NASIRUN, Doa untuk Bumi (2015 | oil on canvas | 145 x 250 cm). (Lukisan: Dok. http://srisasanti.com) |
Autobiografi Tanah Merah
–setelah hari keenam; Ahmad Nurullah
akulah pekarangan semesta
cikal bakal peradaban umat manusia
muasal sesal gairah paling purna
lalu cinta, birahi, dan ambisi
tumbuh subur bersama margasatwa
yang dilindungi firman-firman Tuhan
lalu segala materi yang melekat padaku
merekah-rekah di udara
menjadi cermin bagi samudera
bukit-bukit dan gunung merapi
di negeri-negeri jauh tak bernama
maka di telapak tanganku
Adam dan Hawa merayakan pertemuan
memasak kehidupan dengan sisa ingatan
tentang taman surga dan rayuan syetan
akupun tumbuh oleh ciuman terpanas
di bawah matahari yang masih belia
dimana bulan dan bintang-bintang tertidur pulas
waktupun berhitung tanpa angka-angka
setelah jarak menemukan maknanya
dalam pelukan terpanjang di malam ketujuh
demi pelukan Adam dan Hawa di pelaminan Tuhan
kulahirkan buah-buahan, sayur-sayuran dan air
dan angin liar dari segala penjuru
kukultuskan sebagai penanda musim
isyarat permulaan kehidupan di dunia
ketahuilah, pada mulanya di pekarangan semesta
tiada janji buta dan keangkuhan keparat
wajah alam penuh senyum dan ketentraman
sebab arwah-arwah kegelapan belum buas
dan tak pernah memilih takdir hidup gentayangan
setelah Hawa melahirkan anak-anak atas nama cinta
kehidupan terperangah dengan api birahi
pembakar hati dan pikiran murni
kemudian cinta dikobarkan dengan api dewana
maka terbakarlah cinta di rusuk Adam
mengabulah cinta di lubuk hati Hawa
dan bergentayanganlah cinta di telapak tanganku
peradaban berjalan melintasi bisingnya hasrat
kebinatangan
sambil mendengar bisikan-bisikan Tuhan di pelupuk
hutan
dan arwah-arwah pohon cinta mulai menjahit luka
ingatan
dengan jarum api karatan tentang rupa alam menawan
bangau-bangau kemarau terpanah di bawah senja
penghuni pekarangan semesta menjerit
dengan teriakan paling pedih pemecah kegaiban malam
jutaan kelewar dan burung hantu pergi ke langit
dan aku menjelma jagat kematian
yang setiap batasnya adalah tajam belati waktu
kini aku adalah materi purbakala
pengenang kemesraan batu-batu langit berpandangan
tanpa sanggup menggapai pipi bulan dan mata hari
kecuali kobaran api paling binal dari mulut manusia
betapa aku hanya puing-puing makna ke-Tuhanan
dengan nyeri yang menjadi gelombang lautan
masih utuh rekaman percakapan di telapak tanganku,
dimana Adam berkata kepada Hawa:
cintaku ini Hawa, sudah benar bertengger
di puncak gunung cinta pemanggil hujan
dan kemarau yang diberkahi Tuhan
Hawa tak sanggup menahan magma madah jiwanya:
begitu pun cintaku, ia merayap dari hutan ke hutan
penuh tikaman buas cakra syetan
dan aku tahu mereka takluk oleh badai rindumu
kutahu itu dari angin sepoi yang membelai kupu-kupu
di kuntum bunga-bunga matahari di perbatasan
oh Adam dan Hawa mula asal percintaan manusia
adakah daun-daun patah
sebelum kering menjadikannya gugur
seperti auman srigala pertanda purnama jatuh?

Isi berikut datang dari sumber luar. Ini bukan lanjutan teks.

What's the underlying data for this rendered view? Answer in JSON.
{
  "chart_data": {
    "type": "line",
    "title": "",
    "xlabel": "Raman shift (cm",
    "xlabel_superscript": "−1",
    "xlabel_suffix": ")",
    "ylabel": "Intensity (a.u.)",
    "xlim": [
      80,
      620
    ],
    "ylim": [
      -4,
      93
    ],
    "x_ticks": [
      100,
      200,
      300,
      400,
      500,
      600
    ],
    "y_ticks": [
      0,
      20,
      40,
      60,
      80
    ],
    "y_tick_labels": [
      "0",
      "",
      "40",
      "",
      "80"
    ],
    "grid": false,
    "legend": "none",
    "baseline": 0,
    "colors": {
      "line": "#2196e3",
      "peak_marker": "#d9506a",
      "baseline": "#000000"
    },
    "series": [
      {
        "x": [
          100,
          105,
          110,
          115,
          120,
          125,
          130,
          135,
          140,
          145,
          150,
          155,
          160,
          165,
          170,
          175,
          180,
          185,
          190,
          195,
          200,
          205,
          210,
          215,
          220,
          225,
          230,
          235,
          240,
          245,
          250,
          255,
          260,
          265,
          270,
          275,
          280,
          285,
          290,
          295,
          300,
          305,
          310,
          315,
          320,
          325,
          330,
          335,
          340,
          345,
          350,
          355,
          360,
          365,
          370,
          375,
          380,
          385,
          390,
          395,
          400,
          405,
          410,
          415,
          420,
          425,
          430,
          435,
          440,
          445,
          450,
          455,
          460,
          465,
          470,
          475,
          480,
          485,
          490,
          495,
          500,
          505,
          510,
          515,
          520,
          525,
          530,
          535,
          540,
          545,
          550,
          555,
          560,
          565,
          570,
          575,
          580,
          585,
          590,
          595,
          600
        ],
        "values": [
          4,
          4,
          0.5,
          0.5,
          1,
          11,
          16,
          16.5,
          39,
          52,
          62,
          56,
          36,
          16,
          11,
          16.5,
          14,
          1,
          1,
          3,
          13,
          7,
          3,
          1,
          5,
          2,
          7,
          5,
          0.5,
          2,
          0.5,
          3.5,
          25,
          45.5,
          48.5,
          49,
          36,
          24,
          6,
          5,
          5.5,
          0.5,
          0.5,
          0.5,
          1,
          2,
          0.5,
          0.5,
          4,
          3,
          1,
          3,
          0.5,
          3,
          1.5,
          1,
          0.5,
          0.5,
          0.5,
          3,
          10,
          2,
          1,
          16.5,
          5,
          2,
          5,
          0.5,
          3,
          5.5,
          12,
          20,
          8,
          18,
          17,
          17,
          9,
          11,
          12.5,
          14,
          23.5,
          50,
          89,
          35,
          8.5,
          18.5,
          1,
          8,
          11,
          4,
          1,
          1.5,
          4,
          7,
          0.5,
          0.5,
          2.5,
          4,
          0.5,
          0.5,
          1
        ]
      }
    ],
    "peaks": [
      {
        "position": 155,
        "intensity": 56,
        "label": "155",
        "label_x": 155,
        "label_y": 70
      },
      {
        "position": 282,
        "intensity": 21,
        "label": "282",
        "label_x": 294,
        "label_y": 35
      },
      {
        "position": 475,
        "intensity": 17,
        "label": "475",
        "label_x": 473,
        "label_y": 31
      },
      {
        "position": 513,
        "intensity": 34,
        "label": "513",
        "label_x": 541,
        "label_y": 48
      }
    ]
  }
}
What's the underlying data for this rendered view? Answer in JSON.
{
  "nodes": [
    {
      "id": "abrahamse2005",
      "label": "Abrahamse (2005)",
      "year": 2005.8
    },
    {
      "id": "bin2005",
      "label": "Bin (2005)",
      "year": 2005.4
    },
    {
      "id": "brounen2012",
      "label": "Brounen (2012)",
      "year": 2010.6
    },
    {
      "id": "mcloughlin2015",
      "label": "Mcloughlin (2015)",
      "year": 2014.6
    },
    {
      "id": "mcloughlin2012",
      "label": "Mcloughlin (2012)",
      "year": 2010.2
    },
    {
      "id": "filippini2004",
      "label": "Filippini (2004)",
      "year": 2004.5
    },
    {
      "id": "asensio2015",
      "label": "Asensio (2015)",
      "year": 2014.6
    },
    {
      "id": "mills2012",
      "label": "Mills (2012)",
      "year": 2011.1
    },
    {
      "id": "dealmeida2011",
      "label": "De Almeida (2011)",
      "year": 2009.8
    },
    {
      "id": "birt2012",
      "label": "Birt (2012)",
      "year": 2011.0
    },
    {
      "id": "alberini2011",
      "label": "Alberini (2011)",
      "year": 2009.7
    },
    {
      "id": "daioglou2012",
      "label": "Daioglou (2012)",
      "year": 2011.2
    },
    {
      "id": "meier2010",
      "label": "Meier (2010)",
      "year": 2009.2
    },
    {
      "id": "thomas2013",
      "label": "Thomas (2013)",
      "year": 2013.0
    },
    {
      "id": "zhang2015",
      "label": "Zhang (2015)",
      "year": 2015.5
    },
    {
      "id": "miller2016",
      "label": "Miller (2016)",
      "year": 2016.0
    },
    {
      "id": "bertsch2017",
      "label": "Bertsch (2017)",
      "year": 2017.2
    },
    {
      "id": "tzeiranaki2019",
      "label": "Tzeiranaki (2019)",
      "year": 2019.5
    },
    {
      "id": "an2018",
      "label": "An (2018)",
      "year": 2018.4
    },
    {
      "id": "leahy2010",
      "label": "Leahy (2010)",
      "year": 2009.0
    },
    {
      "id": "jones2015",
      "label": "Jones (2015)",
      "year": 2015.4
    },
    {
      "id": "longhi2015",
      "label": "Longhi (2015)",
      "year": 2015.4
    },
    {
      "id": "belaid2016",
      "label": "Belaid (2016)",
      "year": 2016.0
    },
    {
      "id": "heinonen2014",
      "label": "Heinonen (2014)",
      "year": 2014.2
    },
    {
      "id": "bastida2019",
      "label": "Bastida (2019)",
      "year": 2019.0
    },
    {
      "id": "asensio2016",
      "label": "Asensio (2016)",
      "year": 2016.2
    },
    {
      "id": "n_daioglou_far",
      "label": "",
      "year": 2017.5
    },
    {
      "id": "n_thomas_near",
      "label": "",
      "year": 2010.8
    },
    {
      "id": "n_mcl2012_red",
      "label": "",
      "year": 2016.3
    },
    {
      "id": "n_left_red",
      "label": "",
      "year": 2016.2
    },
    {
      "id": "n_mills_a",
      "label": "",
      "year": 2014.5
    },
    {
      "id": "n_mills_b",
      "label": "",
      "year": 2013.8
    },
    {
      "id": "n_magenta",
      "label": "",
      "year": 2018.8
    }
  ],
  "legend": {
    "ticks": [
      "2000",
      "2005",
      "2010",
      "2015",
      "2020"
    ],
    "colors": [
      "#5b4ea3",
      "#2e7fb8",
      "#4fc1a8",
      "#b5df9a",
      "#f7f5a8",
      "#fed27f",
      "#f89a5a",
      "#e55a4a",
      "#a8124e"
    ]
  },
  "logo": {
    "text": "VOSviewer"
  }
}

aku bertanya atas diri yang hanya luka
ciptaan pikiran-pikiran buas anak-anak cucu kalian
saksikanlah wahai Adam dan Hawa
lebah-lebah di taman dunia berkerumun genting
di putik-putik sari kembang jagung menguning
lihatlah punggung
dan dadaku tergores luka cinta manusia
inilah luka semesta abadi yang telah Tuhan firmankan
namun aku masih sempat tersenyum bila ingat sumpah
yang kalian ikrarkan berdua di gerbang peradaban:
cintaku, kematian segera datang
dengan ranum kecupan maut
demi anak-anak cucu kita akan kujaga dunia ini
biar engkau harum di hembus terakhirku
2015
Madah Perkawinan
I
menjelang matamu terpejam,
kau tutup langit-langit pelataran kembara
dengan wajah alam kesemestaanmu.
tepat saat musim bersujud
merubuhkan tiang lampu kota
juga rumah-rumah kaca!
II
di muka dunia menyempit ini,
mataku mendidih oleh rona apimu
yang menjilat-jilat dari pusara cinta
tempat persemayaman abadi ratu Sheba
hidupku mengangkang oleh kemelut cita-cita
mata batin jauh memandang ke perbatasan
membaca tanda pada cuaca, pada angin,
pada gemuruh dada sendiri yang gempa
betapa ajaib gairah pemangku jagatku ini!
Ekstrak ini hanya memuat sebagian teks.